Wenn keine Wege gefunden werden, die expansive Kreditwirtschaft durch eine neue politische und ökonomische Grundausrichtung zu ersetzen, sind globale und lokale Verteilungskämpfe absehbar, die angesichts der vorhandenen Massenvernichtungswaffen mit einer weitgehenden Vernichtung der Menschheit und damit einhergehend der ökologischen Lebensgrundlagen verbunden sind, bis für die Überlebenden wieder genug Möglichkeiten zur Expansion zur Verfügung stehen.
Hieraus ergibt sich -wenn man das Leben unserer menschlichen und nichtmenschlichen Nachfahren für einen unbedingt schützenswerten Wert hält- zwingend die moralische Notwendigkeit, die expansive Kreditwirtschaft abzulösen.

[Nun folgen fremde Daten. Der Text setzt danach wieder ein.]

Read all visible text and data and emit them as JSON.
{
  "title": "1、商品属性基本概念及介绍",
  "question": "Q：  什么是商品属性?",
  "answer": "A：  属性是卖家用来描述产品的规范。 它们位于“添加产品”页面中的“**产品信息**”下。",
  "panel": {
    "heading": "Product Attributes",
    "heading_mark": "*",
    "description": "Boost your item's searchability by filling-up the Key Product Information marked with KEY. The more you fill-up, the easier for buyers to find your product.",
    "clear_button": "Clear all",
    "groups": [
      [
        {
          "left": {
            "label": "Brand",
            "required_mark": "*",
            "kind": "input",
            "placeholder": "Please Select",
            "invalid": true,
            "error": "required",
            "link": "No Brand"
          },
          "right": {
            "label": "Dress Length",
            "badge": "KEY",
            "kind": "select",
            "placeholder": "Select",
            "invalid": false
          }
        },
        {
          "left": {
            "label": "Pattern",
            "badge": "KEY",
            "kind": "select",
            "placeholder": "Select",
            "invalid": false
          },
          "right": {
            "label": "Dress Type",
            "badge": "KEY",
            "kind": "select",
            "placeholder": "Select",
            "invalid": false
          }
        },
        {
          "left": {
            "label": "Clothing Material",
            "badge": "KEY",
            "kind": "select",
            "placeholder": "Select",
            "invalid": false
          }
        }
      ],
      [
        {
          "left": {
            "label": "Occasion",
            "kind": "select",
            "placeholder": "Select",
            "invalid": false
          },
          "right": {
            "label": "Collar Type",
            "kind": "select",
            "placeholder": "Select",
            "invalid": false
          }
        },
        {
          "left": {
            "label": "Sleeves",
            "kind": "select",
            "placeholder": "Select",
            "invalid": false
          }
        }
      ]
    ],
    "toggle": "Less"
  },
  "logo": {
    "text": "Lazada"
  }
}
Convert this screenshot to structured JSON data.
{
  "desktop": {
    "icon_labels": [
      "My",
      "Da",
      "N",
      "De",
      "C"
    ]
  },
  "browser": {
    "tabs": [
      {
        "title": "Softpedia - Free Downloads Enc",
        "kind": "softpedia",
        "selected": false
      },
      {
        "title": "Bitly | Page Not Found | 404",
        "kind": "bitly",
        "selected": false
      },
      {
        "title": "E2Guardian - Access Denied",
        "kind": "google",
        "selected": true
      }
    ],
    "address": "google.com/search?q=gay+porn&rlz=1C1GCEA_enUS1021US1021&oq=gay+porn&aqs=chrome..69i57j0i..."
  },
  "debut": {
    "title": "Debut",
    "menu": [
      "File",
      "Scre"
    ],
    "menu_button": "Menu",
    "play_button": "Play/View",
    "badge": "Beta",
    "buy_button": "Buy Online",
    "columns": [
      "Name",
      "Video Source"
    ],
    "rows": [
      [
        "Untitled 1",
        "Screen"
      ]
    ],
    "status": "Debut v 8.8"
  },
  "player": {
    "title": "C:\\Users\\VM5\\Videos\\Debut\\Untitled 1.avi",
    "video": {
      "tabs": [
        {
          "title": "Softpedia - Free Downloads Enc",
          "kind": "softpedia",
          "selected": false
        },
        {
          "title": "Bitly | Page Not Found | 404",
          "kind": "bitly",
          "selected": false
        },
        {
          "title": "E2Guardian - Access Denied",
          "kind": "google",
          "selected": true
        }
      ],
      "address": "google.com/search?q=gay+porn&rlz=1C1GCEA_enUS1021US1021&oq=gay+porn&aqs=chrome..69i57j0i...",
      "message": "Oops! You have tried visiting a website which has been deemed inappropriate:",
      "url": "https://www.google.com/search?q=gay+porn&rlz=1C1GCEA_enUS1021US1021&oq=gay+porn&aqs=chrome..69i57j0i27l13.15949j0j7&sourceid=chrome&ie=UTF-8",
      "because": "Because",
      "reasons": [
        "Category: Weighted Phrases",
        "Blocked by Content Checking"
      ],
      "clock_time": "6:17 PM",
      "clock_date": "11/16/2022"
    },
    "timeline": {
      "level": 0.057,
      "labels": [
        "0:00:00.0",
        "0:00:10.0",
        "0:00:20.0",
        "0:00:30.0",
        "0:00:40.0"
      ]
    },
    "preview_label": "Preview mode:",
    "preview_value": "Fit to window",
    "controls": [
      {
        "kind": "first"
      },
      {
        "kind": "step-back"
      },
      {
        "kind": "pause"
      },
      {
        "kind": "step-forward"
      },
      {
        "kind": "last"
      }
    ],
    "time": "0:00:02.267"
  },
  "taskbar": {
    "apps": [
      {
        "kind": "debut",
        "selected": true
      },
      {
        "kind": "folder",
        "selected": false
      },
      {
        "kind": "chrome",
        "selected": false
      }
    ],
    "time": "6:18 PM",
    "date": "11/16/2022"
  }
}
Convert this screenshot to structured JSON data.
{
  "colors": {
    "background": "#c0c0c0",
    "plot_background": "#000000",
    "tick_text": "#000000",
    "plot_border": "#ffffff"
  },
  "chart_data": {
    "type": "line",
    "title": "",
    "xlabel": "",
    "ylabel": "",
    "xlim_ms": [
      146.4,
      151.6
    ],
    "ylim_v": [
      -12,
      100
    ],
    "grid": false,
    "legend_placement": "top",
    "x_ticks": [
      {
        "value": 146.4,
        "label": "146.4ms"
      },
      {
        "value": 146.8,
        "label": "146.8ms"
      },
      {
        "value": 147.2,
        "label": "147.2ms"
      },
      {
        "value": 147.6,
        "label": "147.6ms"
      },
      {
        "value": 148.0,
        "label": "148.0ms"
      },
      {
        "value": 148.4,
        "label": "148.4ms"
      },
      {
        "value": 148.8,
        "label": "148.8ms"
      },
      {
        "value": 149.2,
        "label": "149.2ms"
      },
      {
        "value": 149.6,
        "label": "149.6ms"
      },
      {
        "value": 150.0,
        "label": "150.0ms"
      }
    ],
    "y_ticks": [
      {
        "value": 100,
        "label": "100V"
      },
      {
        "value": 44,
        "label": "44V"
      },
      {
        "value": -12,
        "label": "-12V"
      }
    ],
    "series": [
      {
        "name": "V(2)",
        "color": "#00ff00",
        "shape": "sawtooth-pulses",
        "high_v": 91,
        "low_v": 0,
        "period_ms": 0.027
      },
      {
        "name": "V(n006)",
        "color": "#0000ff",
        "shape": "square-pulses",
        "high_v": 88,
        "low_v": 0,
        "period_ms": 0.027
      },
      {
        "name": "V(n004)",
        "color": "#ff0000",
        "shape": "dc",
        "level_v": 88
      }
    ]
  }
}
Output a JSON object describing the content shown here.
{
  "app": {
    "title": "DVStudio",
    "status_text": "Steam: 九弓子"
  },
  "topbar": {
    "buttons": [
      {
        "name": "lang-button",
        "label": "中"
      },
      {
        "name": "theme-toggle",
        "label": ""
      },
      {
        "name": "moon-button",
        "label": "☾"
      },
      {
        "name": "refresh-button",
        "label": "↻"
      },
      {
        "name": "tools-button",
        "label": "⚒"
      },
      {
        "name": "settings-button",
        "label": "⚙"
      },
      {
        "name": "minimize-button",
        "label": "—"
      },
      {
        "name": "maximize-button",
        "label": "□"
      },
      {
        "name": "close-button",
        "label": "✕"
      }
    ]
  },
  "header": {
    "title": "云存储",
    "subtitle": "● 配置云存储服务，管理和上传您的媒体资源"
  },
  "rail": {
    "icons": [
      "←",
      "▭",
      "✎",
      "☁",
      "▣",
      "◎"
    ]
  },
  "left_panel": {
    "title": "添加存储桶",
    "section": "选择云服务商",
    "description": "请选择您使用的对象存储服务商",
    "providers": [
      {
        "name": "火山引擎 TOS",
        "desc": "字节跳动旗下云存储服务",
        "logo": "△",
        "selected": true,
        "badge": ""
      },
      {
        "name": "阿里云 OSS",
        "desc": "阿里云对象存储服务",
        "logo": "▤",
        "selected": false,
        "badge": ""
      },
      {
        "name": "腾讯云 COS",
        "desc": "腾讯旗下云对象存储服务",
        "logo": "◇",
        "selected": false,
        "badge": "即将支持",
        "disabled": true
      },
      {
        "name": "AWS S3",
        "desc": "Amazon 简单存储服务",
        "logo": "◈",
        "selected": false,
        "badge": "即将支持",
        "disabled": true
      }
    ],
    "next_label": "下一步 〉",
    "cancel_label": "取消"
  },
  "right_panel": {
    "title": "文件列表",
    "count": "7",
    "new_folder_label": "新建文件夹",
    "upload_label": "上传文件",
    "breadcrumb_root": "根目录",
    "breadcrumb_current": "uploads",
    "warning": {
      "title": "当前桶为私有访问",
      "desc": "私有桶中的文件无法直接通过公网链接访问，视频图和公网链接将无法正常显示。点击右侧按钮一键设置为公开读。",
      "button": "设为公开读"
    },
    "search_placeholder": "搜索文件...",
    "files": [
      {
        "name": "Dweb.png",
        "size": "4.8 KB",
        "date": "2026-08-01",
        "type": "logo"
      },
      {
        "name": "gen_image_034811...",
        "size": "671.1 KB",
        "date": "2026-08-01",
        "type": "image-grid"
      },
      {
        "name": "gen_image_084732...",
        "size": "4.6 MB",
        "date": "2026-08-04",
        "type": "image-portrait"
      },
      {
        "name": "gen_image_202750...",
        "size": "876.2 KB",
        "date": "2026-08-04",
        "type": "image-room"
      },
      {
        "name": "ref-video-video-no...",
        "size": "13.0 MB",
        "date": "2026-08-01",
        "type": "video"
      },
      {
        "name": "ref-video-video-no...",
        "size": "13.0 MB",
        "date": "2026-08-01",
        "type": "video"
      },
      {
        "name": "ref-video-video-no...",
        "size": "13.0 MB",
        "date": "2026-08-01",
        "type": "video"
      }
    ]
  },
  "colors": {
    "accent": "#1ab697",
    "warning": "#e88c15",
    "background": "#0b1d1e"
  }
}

Derzeit zeichnen sich, da materiell die Grundlage zur weiteren Expansion knapp wird, zwei antagonistische Wege ab, dieser Problemlage zu begegnen. Der erste ist der totalitäre, auf dem versucht wird, zunehmend die Handlungsfreiheit des Individuums und ganzer gesellschaftlichen Gruppen bis hin zu Staaten einzuschränken und auf allgemeinverbindliche Ziele festzulegen. Dieser totalitäre Ansatz ist jedoch zum Scheitern verurteilt, da es weder eine globale Instanz gibt, die sich allein durchsetzen kann, noch eine global akzeptierte Ideologie zur Lösung der Krisen. Vielmehr verschärft dieser totalitäre Ansatz die Krise, da er selbst auf Expansion angelegt ist und auf die Vernichtung abweichender Vorstellungen und deren Protagonisten.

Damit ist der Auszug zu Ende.